Now, before you compile it and test it, please try to guess what the
output should be. 




If you said 1, you are wrong. The string "andy" cannot be changed, so in
C++ term it is "const". Therefore TestConst gets as an argument a "const
character pointer", so it should call int TestConst(const char* s). But
hey, this works on inferior compilers that are so buggy that people
should not be using them, such as gcc. So, I (and hopefully the reader)
would assume that this will work on superior products which cost lots of
money such as MS Visual Studio. Well guess again. 

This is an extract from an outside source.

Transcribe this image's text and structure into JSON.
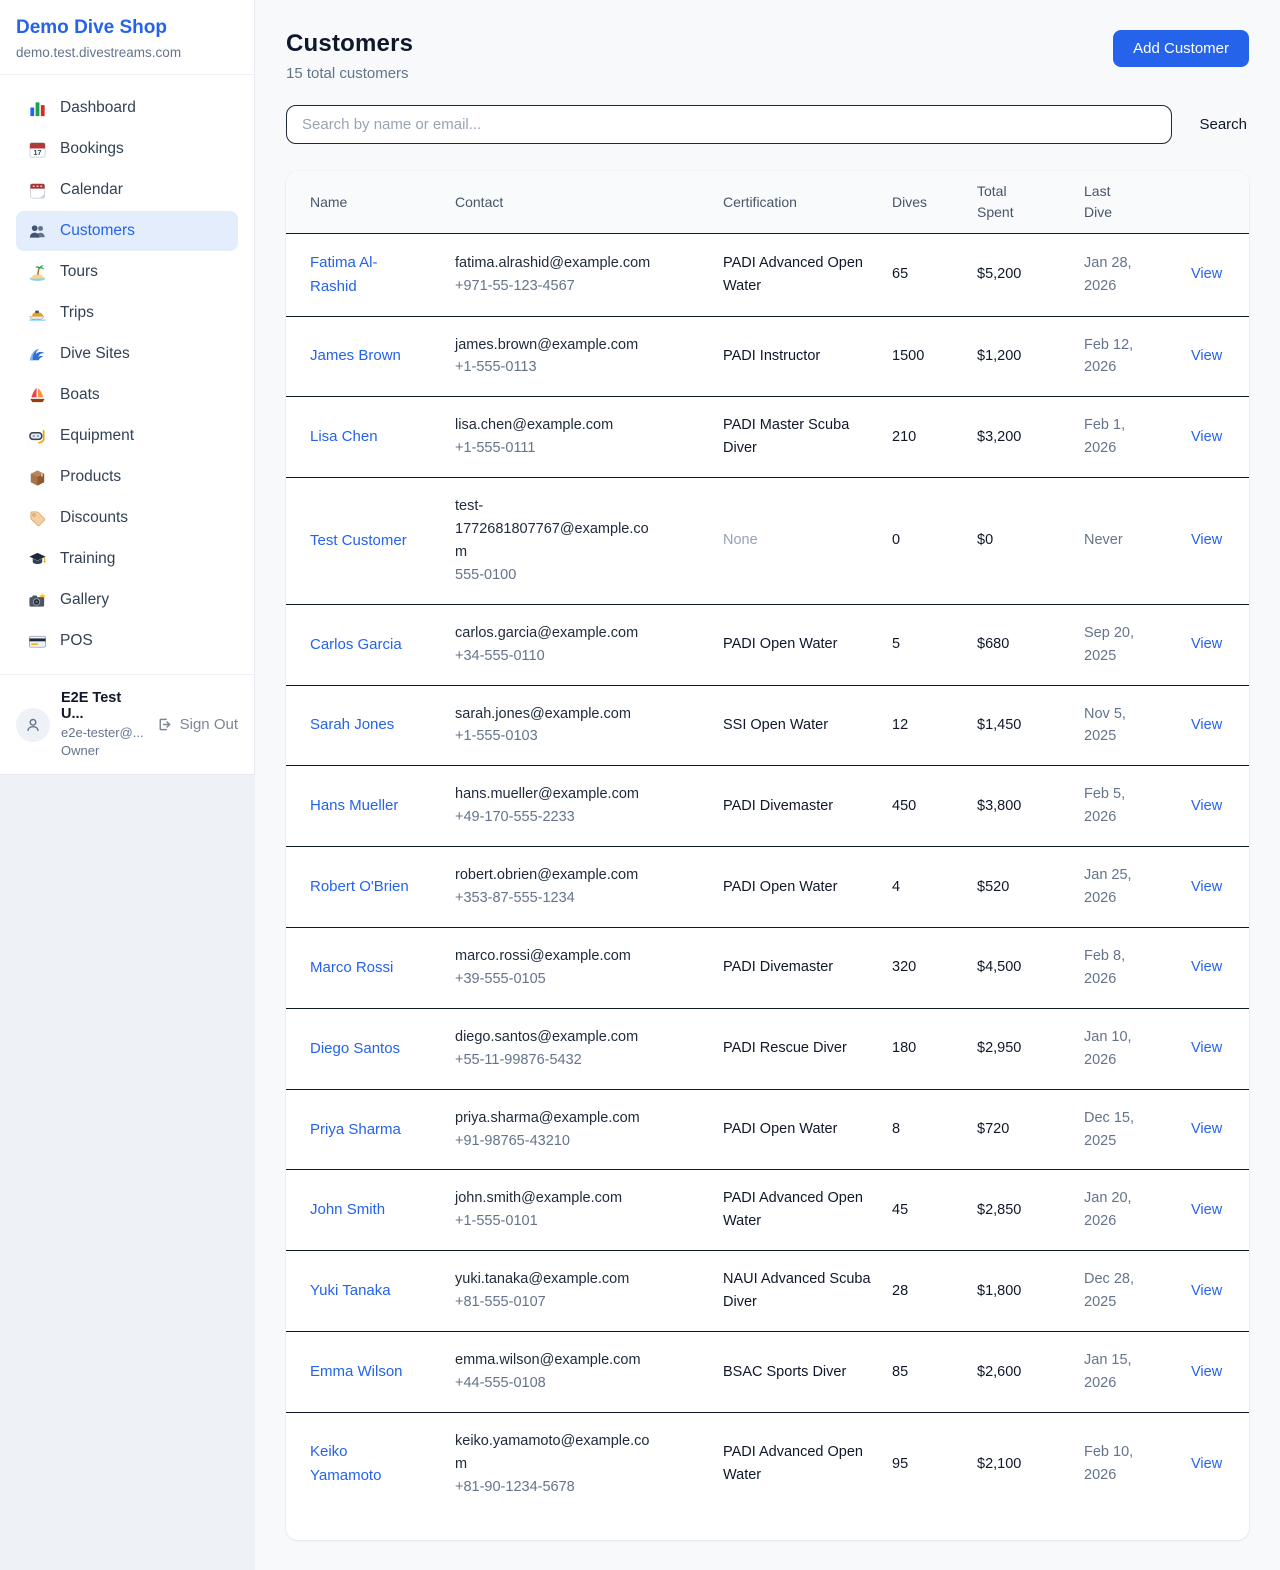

Now, you (reader) would think: "...well, you tried with MS Visual Studio
6.0 which is so old that your grandma is not using it any more and that
if you try this on MS Visual Studio .NET, it will work..."

Or maybe not...

So, what if our TestConst(char* s) does not just return 0 but also let
say modifies string s? This is a perfectly valid thing, you know
(example: strcpy). Well, I guess you are in trouble. 

So, when you next time see the commercial where they are explaining one
degree of separation, remember this.